We achieved more than a 200X speed improvement! That is quite an accomplishment. It’s important to note that the slower code benefited from the fast SSD of my MacBook. I would anticipate it running much slower on a system/HPC with slower storage.
Checking consistency between two approaches
It is always important to check that we end up with the same result between the two implementations!
np.array_equal(fate_bias_slow,fate_bias_fast)
True
# Using allclose because of slight numerical differences
# between python and C implementations
np.allclose(pvals_fast,pvals_slow)
True
Displaying results
Let’s display our extracted fate biases
sc.pl.embedding(adata[(adata.obs.fate_bias-.5).abs().sort_values().index],
color="fate_bias",basis="emb",sort_order=False,cmap='bwr')

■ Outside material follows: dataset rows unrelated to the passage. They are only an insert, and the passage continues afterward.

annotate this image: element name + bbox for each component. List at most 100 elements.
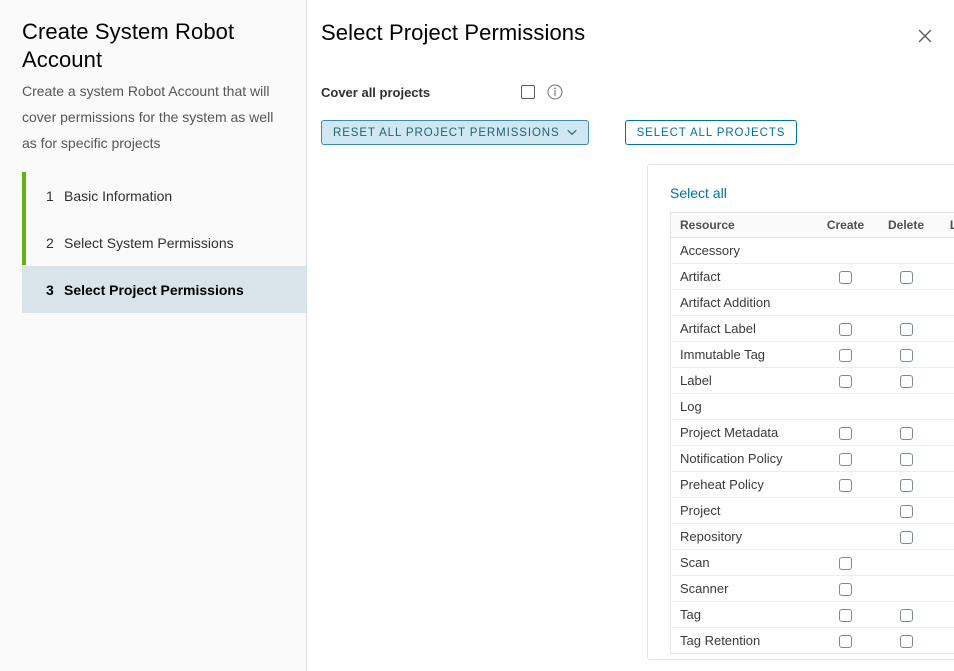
permission-cell-create	[816, 238, 876, 264]
select-all-link[interactable]: Select all	[670, 185, 727, 201]
table-row: Project	[671, 498, 954, 524]
permission-checkbox-create[interactable]	[839, 271, 852, 284]
table-row: Project Metadata	[671, 420, 954, 446]
page-title: Create System Robot Account	[22, 18, 288, 73]
permission-checkbox-create[interactable]	[839, 323, 852, 336]
sidebar-step-basic-information[interactable]: 1 Basic Information	[22, 172, 307, 219]
permission-checkbox-delete[interactable]	[900, 323, 913, 336]
table-row: Artifact Label	[671, 316, 954, 342]
resource-name: Notification Policy	[671, 446, 816, 472]
sidebar-step-select-system-permissions[interactable]: 2 Select System Permissions	[22, 219, 307, 266]
table-row: Scan	[671, 550, 954, 576]
permission-cell-create	[816, 472, 876, 498]
permission-checkbox-create[interactable]	[839, 427, 852, 440]
permission-checkbox-create[interactable]	[839, 453, 852, 466]
column-header-resource: Resource	[671, 213, 816, 238]
permission-cell-delete	[876, 316, 937, 342]
step-label: Select Project Permissions	[64, 282, 244, 298]
reset-all-project-permissions-button[interactable]: RESET ALL PROJECT PERMISSIONS	[321, 120, 589, 145]
sidebar-step-select-project-permissions[interactable]: 3 Select Project Permissions	[22, 266, 307, 313]
permission-checkbox-delete[interactable]	[900, 427, 913, 440]
wizard-sidebar: Create System Robot Account Create a sys…	[0, 0, 307, 671]
close-icon[interactable]	[907, 18, 943, 54]
step-label: Basic Information	[64, 188, 172, 204]
main-header: Select Project Permissions	[307, 0, 954, 46]
permission-checkbox-delete[interactable]	[900, 531, 913, 544]
wizard-steps: 1 Basic Information 2 Select System Perm…	[22, 172, 307, 313]
permission-cell-delete	[876, 446, 937, 472]
permission-cell-delete	[876, 290, 937, 316]
permission-cell-list	[937, 498, 954, 524]
permissions-action-buttons: RESET ALL PROJECT PERMISSIONS SELECT ALL…	[321, 120, 954, 145]
permission-cell-create	[816, 550, 876, 576]
permission-cell-list	[937, 628, 954, 654]
permission-cell-list	[937, 576, 954, 602]
permission-cell-create	[816, 316, 876, 342]
permission-checkbox-create[interactable]	[839, 479, 852, 492]
table-row: Preheat Policy	[671, 472, 954, 498]
permission-cell-create	[816, 602, 876, 628]
permission-checkbox-create[interactable]	[839, 583, 852, 596]
permission-cell-list	[937, 446, 954, 472]
info-icon[interactable]	[547, 84, 563, 100]
step-label: Select System Permissions	[64, 235, 234, 251]
wizard-description: Create a system Robot Account that will …	[22, 79, 288, 157]
permission-cell-delete	[876, 368, 937, 394]
permission-cell-delete	[876, 394, 937, 420]
permission-checkbox-delete[interactable]	[900, 505, 913, 518]
permission-cell-create	[816, 524, 876, 550]
column-header-create: Create	[816, 213, 876, 238]
resource-name: Project Metadata	[671, 420, 816, 446]
permission-checkbox-delete[interactable]	[900, 453, 913, 466]
table-header-row: Resource Create Delete List Pull Push Re…	[671, 213, 954, 238]
step-number: 2	[46, 235, 64, 251]
permission-cell-list	[937, 290, 954, 316]
table-row: Artifact	[671, 264, 954, 290]
permission-cell-create	[816, 420, 876, 446]
permission-checkbox-create[interactable]	[839, 609, 852, 622]
resource-name: Scan	[671, 550, 816, 576]
permission-checkbox-create[interactable]	[839, 349, 852, 362]
column-header-list: List	[937, 213, 954, 238]
permission-checkbox-delete[interactable]	[900, 271, 913, 284]
resource-name: Artifact Label	[671, 316, 816, 342]
permission-checkbox-delete[interactable]	[900, 349, 913, 362]
permission-checkbox-delete[interactable]	[900, 609, 913, 622]
main-title: Select Project Permissions	[321, 20, 954, 46]
resource-name: Artifact	[671, 264, 816, 290]
permission-cell-delete	[876, 524, 937, 550]
resource-name: Tag	[671, 602, 816, 628]
permission-cell-create	[816, 264, 876, 290]
resource-name: Accessory	[671, 238, 816, 264]
permission-cell-create	[816, 290, 876, 316]
permission-cell-delete	[876, 498, 937, 524]
chevron-down-icon	[567, 129, 577, 136]
permission-cell-list	[937, 394, 954, 420]
resource-name: Artifact Addition	[671, 290, 816, 316]
cover-all-projects-checkbox[interactable]	[521, 85, 535, 99]
permission-cell-create	[816, 394, 876, 420]
table-row: Accessory	[671, 238, 954, 264]
project-permissions-card: Select all Resource Create Delete List P…	[647, 164, 954, 660]
permissions-table: Resource Create Delete List Pull Push Re…	[670, 212, 954, 654]
resource-name: Immutable Tag	[671, 342, 816, 368]
permission-cell-list	[937, 472, 954, 498]
cover-all-projects-label: Cover all projects	[321, 85, 521, 100]
permission-checkbox-delete[interactable]	[900, 479, 913, 492]
permissions-table-body: AccessoryArtifactArtifact AdditionArtifa…	[671, 238, 954, 654]
permission-checkbox-delete[interactable]	[900, 635, 913, 648]
step-number: 1	[46, 188, 64, 204]
permission-cell-list	[937, 316, 954, 342]
permission-cell-list	[937, 550, 954, 576]
resource-name: Tag Retention	[671, 628, 816, 654]
permission-checkbox-delete[interactable]	[900, 375, 913, 388]
table-row: Immutable Tag	[671, 342, 954, 368]
resource-name: Preheat Policy	[671, 472, 816, 498]
select-all-projects-button[interactable]: SELECT ALL PROJECTS	[625, 120, 798, 145]
permission-checkbox-create[interactable]	[839, 635, 852, 648]
permission-cell-delete	[876, 342, 937, 368]
permission-checkbox-create[interactable]	[839, 375, 852, 388]
permission-cell-list	[937, 264, 954, 290]
permission-checkbox-create[interactable]	[839, 557, 852, 570]
permission-cell-delete	[876, 472, 937, 498]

Take home messages for efficient code writing and sharing
- Before attempting to parallelize every possible for loop, try to vectorize your code as much as possible. Numpy provides a wide range of fast functions for this purpose.

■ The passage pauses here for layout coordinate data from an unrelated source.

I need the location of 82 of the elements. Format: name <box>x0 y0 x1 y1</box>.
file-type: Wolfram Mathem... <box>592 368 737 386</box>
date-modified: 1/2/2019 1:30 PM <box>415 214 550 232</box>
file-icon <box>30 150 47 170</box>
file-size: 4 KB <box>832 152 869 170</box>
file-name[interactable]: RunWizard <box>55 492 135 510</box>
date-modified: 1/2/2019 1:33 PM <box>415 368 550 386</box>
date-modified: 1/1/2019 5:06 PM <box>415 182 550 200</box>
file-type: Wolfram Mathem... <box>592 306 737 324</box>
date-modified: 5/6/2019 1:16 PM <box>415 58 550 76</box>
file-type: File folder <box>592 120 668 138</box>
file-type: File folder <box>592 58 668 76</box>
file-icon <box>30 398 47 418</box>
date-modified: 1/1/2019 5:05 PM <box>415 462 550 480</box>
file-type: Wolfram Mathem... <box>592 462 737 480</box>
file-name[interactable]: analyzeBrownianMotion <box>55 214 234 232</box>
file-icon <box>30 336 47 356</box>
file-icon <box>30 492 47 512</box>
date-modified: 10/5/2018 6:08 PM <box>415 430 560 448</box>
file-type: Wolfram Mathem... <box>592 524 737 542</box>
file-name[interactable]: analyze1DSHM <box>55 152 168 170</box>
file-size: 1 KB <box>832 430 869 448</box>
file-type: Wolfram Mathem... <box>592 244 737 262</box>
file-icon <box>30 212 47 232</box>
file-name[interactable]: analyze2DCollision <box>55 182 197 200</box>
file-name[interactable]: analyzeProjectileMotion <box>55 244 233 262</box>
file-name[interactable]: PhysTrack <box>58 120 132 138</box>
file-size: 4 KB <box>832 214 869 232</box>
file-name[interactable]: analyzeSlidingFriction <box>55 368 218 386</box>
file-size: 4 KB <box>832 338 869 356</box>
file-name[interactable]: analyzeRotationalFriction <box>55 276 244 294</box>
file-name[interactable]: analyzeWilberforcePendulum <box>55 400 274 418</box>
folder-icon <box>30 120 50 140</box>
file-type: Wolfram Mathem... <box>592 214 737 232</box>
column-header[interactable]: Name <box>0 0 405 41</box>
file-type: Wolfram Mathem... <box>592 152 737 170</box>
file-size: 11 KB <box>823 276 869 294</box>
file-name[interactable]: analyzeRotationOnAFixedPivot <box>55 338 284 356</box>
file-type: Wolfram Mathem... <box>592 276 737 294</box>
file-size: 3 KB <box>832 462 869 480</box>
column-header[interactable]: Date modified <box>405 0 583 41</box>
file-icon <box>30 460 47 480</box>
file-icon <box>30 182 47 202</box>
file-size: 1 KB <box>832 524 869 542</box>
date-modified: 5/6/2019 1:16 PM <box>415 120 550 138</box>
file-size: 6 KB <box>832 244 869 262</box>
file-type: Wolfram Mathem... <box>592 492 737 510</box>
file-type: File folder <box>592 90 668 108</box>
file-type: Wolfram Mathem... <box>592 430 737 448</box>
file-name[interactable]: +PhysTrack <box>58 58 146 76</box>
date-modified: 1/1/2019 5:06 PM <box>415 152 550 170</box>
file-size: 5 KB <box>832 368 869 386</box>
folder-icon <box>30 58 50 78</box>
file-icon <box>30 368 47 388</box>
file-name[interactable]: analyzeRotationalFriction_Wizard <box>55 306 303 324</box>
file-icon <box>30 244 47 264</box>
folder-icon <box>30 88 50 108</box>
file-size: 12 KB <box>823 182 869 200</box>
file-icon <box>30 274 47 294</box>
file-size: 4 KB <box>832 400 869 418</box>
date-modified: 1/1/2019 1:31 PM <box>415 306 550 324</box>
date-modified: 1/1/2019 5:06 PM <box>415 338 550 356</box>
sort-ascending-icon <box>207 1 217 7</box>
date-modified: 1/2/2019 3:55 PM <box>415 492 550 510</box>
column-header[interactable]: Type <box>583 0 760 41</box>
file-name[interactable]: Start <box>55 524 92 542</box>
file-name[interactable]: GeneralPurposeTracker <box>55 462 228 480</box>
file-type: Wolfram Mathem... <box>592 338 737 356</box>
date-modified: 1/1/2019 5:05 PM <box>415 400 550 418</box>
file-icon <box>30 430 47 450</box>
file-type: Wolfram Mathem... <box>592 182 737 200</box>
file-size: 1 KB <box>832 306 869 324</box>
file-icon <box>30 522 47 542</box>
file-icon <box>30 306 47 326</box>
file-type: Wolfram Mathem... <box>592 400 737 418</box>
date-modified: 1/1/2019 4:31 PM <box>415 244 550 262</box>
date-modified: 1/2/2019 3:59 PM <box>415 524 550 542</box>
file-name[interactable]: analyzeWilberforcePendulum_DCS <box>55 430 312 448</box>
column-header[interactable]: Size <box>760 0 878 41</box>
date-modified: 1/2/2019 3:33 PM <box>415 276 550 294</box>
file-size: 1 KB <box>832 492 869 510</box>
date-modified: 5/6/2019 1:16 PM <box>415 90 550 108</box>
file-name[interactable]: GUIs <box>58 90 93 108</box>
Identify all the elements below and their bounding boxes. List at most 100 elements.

- Be mindful of data read/write and indexing, especially on slower HDD systems. Sometimes, pre-allocating data arrays and/or sorting indexes can be beneficial strategies.
- For actual computations occurring on large datasets, use Numba or Cython implementations whenever possible. Writing in Numba is particularly straightforward as its syntax is identical to Python’s.
- Don’t hesitate to explore the web or ask some LLMs. There’s a good chance someone has already implemented a particular subfunction you need!
- Identify the slow parts of your code by profiling the runtime line by line. A simple and effective tool for this task is line_profiler.
However, there’s an important caveat:
- Don’t waste your time optimizing a code/function that isn’t expected to be used frequently by you or other people. It’s crucial to assess where our time is best invested!